During her recent visit to India, Kwan expressed her hope and expectation that food would serve as a means for greater communication and exchange between cultures
By: Kimberly Rodrigues
Celebrated monk-chef Jeong Kwan meditatively prepares her simple and organic dishes, braising mushrooms, tearing up greens, and tossing them in an assortment of sauces before serving them with care and artistic flair, perhaps as a part of her quest for spirituality.
“… even this old activity of cooking is the pursuance of truth for me,” said Jeong, who first visited India 20 years ago as a Buddhist disciple and is a familiar face for those who have watched the Netflix show “Chef’s Table”.
The international food community refers to her as the “monk-chef” for her role in promoting Korean temple food worldwide. She aims to use food as a bridge between India and South Korea, as she believes it can bring people together.
During her first visit to India, she was a disciple seeking to learn and understand the Buddha’s mind and spirit. However, on her latest visit, she came to teach and communicate with the people of India through temple food, as she has discovered their interest and passion for Korean cuisine. She shared this with PTI through an interpreter.
During her recent visit to India, the 66-year-old “monk-chef” expressed her hope and expectation that food would serve as a means for greater communication and exchange between cultures.
At a presentation and lecture on Korean temple food held at the Korean Culture Centre India (KCCI), she served two simple dishes with minimal fuss to a select audience. These included braised shiitake mushrooms with grain syrup and a fresh salad with fermented tofu paste and other sauces.
Kwan’s culinary creations feature a combination of fresh vegetables and preserved pastes and sauces, showcasing the importance of food preservation. As a vegan chef, she omits onions, garlic, leeks, scallions, and chives in her cooking. She believes in using food as a means to promote “peace and harmony” and respects all living organisms.
Kwan’s cooking philosophy involves a creative process that transforms emptiness into something new and meaningful, as even a single ingredient can embody the universe and principles of nature.
She does not have a restaurant and no fixed recipes. Despite this, she was honoured with Asia’s 50 Best Restaurants Icon Award last year. Kwan is based in Baekyangsa temple near Seoul.

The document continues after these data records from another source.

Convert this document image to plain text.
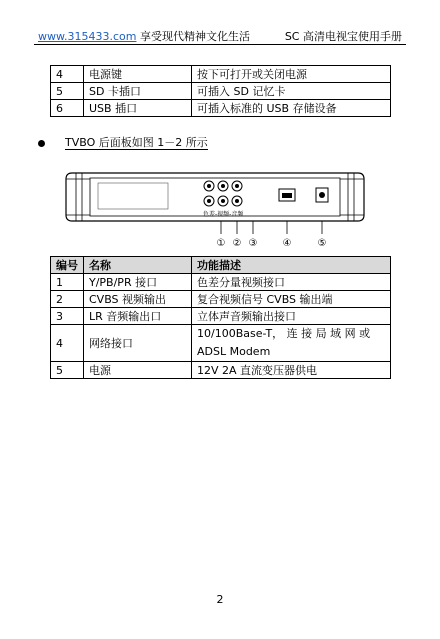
www.315433.com 享受现代精神文化生活	SC 高清电视宝使用手册
4	电源键	按下可打开或关闭电源
5	SD 卡插口	可插入 SD 记忆卡
6	USB 插口	可插入标准的 USB 存储设备
TVBO 后面板如图 1－2 所示
色差-视频-音频
① ② ③	④	⑤
编号	名称	功能描述
1	Y/PB/PR 接口	色差分量视频接口
2	CVBS 视频输出	复合视频信号 CVBS 输出端
3	LR 音频输出口	立体声音频输出接口
4	网络接口	10/100Base-T， 连 接 局 域 网 或 ADSL Modem
5	电源	12V 2A 直流变压器供电
2
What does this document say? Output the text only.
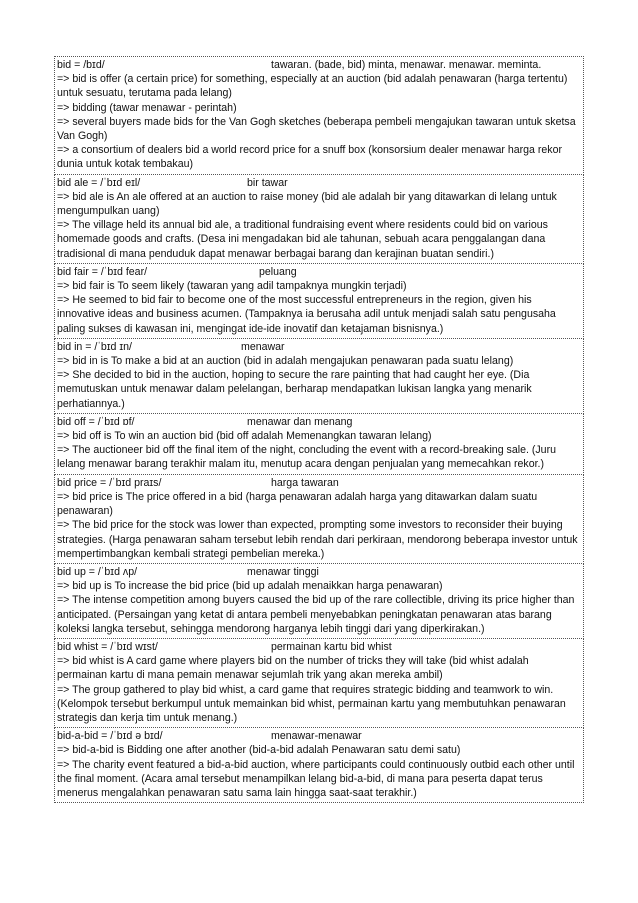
bid = /bɪd/	tawaran. (bade, bid) minta, menawar. menawar. meminta.
=> bid is offer (a certain price) for something, especially at an auction (bid adalah penawaran (harga tertentu) untuk sesuatu, terutama pada lelang)
=> bidding (tawar menawar - perintah)
=> several buyers made bids for the Van Gogh sketches (beberapa pembeli mengajukan tawaran untuk sketsa Van Gogh)
=> a consortium of dealers bid a world record price for a snuff box (konsorsium dealer menawar harga rekor dunia untuk kotak tembakau)
bid ale = /ˈbɪd eɪl/	bir tawar
=> bid ale is An ale offered at an auction to raise money (bid ale adalah bir yang ditawarkan di lelang untuk mengumpulkan uang)
=> The village held its annual bid ale, a traditional fundraising event where residents could bid on various homemade goods and crafts. (Desa ini mengadakan bid ale tahunan, sebuah acara penggalangan dana tradisional di mana penduduk dapat menawar berbagai barang dan kerajinan buatan sendiri.)
bid fair = /ˈbɪd fear/	peluang
=> bid fair is To seem likely (tawaran yang adil tampaknya mungkin terjadi)
=> He seemed to bid fair to become one of the most successful entrepreneurs in the region, given his innovative ideas and business acumen. (Tampaknya ia berusaha adil untuk menjadi salah satu pengusaha paling sukses di kawasan ini, mengingat ide-ide inovatif dan ketajaman bisnisnya.)
bid in = /ˈbɪd ɪn/	menawar
=> bid in is To make a bid at an auction (bid in adalah mengajukan penawaran pada suatu lelang)
=> She decided to bid in the auction, hoping to secure the rare painting that had caught her eye. (Dia memutuskan untuk menawar dalam pelelangan, berharap mendapatkan lukisan langka yang menarik perhatiannya.)
bid off = /ˈbɪd ɒf/	menawar dan menang
=> bid off is To win an auction bid (bid off adalah Memenangkan tawaran lelang)
=> The auctioneer bid off the final item of the night, concluding the event with a record-breaking sale. (Juru lelang menawar barang terakhir malam itu, menutup acara dengan penjualan yang memecahkan rekor.)
bid price = /ˈbɪd praɪs/	harga tawaran
=> bid price is The price offered in a bid (harga penawaran adalah harga yang ditawarkan dalam suatu penawaran)
=> The bid price for the stock was lower than expected, prompting some investors to reconsider their buying strategies. (Harga penawaran saham tersebut lebih rendah dari perkiraan, mendorong beberapa investor untuk mempertimbangkan kembali strategi pembelian mereka.)
bid up = /ˈbɪd ʌp/	menawar tinggi
=> bid up is To increase the bid price (bid up adalah menaikkan harga penawaran)
=> The intense competition among buyers caused the bid up of the rare collectible, driving its price higher than anticipated. (Persaingan yang ketat di antara pembeli menyebabkan peningkatan penawaran atas barang koleksi langka tersebut, sehingga mendorong harganya lebih tinggi dari yang diperkirakan.)
bid whist = /ˈbɪd wɪst/	permainan kartu bid whist
=> bid whist is A card game where players bid on the number of tricks they will take (bid whist adalah permainan kartu di mana pemain menawar sejumlah trik yang akan mereka ambil)
=> The group gathered to play bid whist, a card game that requires strategic bidding and teamwork to win. (Kelompok tersebut berkumpul untuk memainkan bid whist, permainan kartu yang membutuhkan penawaran strategis dan kerja tim untuk menang.)
bid-a-bid = /ˈbɪd ə bɪd/	menawar-menawar
=> bid-a-bid is Bidding one after another (bid-a-bid adalah Penawaran satu demi satu)
=> The charity event featured a bid-a-bid auction, where participants could continuously outbid each other until the final moment. (Acara amal tersebut menampilkan lelang bid-a-bid, di mana para peserta dapat terus menerus mengalahkan penawaran satu sama lain hingga saat-saat terakhir.)
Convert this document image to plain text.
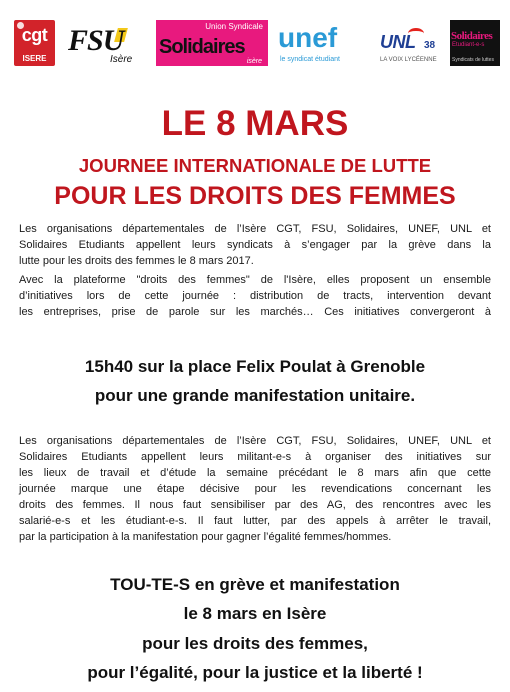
cgt
ISERE
FSU
Isère
Union Syndicale
Solidaires
isère
unef
le syndicat étudiant
UNL 38
LA VOIX LYCÉENNE
Solidaires
Etudiant-e-s
Syndicats de luttes
LE 8 MARS
JOURNEE INTERNATIONALE DE LUTTE
POUR LES DROITS DES FEMMES
Les organisations départementales de l’Isère CGT, FSU, Solidaires, UNEF, UNL et
Solidaires Etudiants appellent leurs syndicats à s’engager par la grève dans la
lutte pour les droits des femmes le 8 mars 2017.
Avec la plateforme "droits des femmes" de l'Isère, elles proposent un ensemble
d’initiatives lors de cette journée : distribution de tracts, intervention devant
les entreprises, prise de parole sur les marchés… Ces initiatives convergeront à
15h40 sur la place Felix Poulat à Grenoble
pour une grande manifestation unitaire.
Les organisations départementales de l’Isère CGT, FSU, Solidaires, UNEF, UNL et
Solidaires Etudiants appellent leurs militant-e-s à organiser des initiatives sur
les lieux de travail et d’étude la semaine précédant le 8 mars afin que cette
journée marque une étape décisive pour les revendications concernant les
droits des femmes. Il nous faut sensibiliser par des AG, des rencontres avec les
salarié-e-s et les étudiant-e-s. Il faut lutter, par des appels à arrêter le travail,
par la participation à la manifestation pour gagner l’égalité femmes/hommes.
TOU-TE-S en grève et manifestation
le 8 mars en Isère
pour les droits des femmes,
pour l’égalité, pour la justice et la liberté !
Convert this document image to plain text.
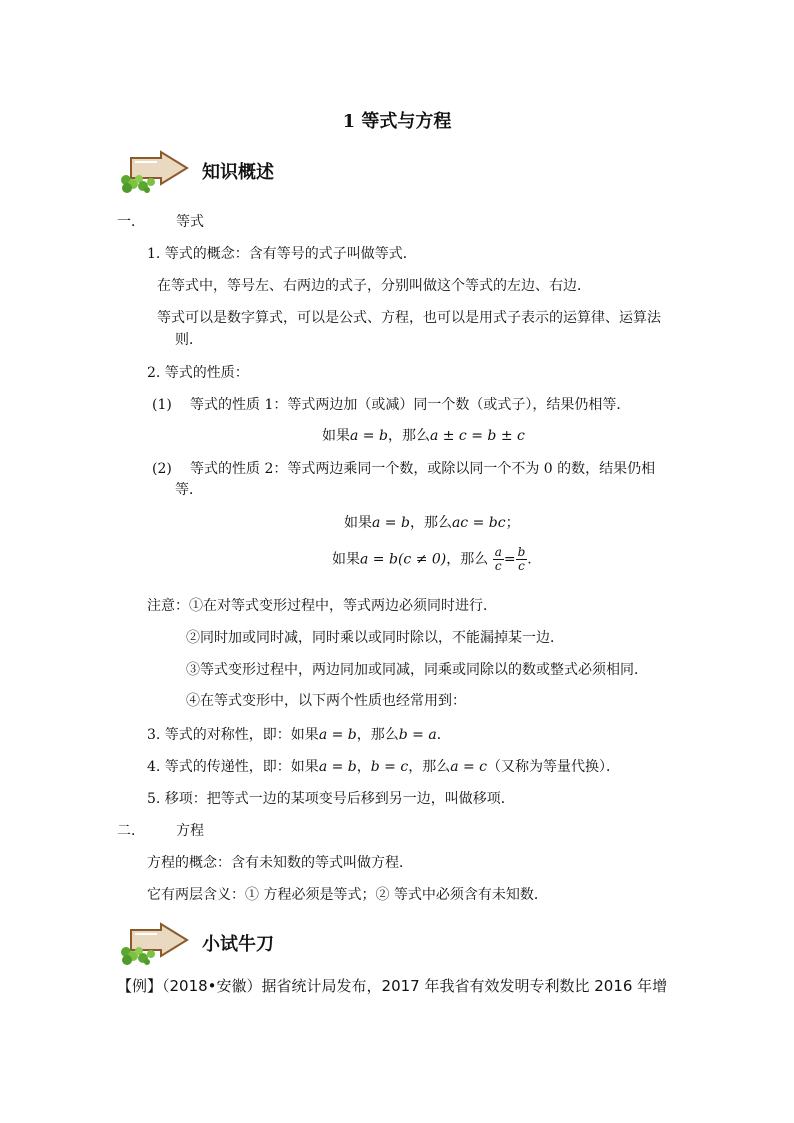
1 等式与方程
知识概述
一． 等式
1. 等式的概念：含有等号的式子叫做等式．
在等式中，等号左、右两边的式子，分别叫做这个等式的左边、右边．
等式可以是数字算式，可以是公式、方程，也可以是用式子表示的运算律、运算法
则．
2. 等式的性质：
(1) 等式的性质 1：等式两边加（或减）同一个数（或式子），结果仍相等．
如果a = b，那么a ± c = b ± c
(2) 等式的性质 2：等式两边乘同一个数，或除以同一个不为 0 的数，结果仍相
等．
如果a = b，那么ac = bc；
如果a = b(c ≠ 0)，那么 $\frac{a}{c} = \frac{b}{c}$ .
注意： ①在对等式变形过程中，等式两边必须同时进行．
②同时加或同时减，同时乘以或同时除以，不能漏掉某一边．
③等式变形过程中，两边同加或同减，同乘或同除以的数或整式必须相同．
④在等式变形中，以下两个性质也经常用到：
3. 等式的对称性，即：如果a = b，那么b = a．
4. 等式的传递性，即：如果a = b，b = c，那么a = c（又称为等量代换）．
5. 移项：把等式一边的某项变号后移到另一边，叫做移项．
二． 方程
方程的概念：含有未知数的等式叫做方程．
它有两层含义：① 方程必须是等式；② 等式中必须含有未知数．
小试牛刀
【例】（2018•安徽）据省统计局发布，2017 年我省有效发明专利数比 2016 年增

Utilising the day’s fresh produce and Korean fermented sauces and pastes, some of which are several decades old, is a hallmark of Kwan’s cooking style. She considers Korean temple food to be the origin of all Korean cuisine, which is increasingly gaining global recognition.
“Before becoming famous through ‘Chef’s Table’, my desire, my wish was the same: I wanted to meet people and share thoughts and emotions. When I think about food and cooking, I should become the food itself, the being.
“And the food becomes me. Through cooking and sharing, what we share is not just the physical aspect but also the heart. I would like to communicate and connect with more people through my food… Share my heart, the principle of peace and harmony,” she said.
Kwan believes that respecting nature and its elements is crucial to preserving the planet since there is no life without nature. She hopes that sharing her food and spreading the message of “loving each other, respecting all life and organisms” will help resolve the climate crisis and environmental problems. In her lecture, she also shared the story of how food played a significant role in Buddha’s attainment of enlightenment.
When asked about her daily routine, Kwan replied, “Like water flows naturally, I wake up and keep moving. If I start with certain expectations of good performance, then it becomes stressful. I just go with the natural flow. I don’t have any concern or any other worry.”
As India and South Korea mark 50 years of diplomatic ties in 2023, Kwan believes that cultural similarities between the two nations can be strengthened further by exchanging and communicating ideas through culture. She feels that it is time for people worldwide to get to know each other better.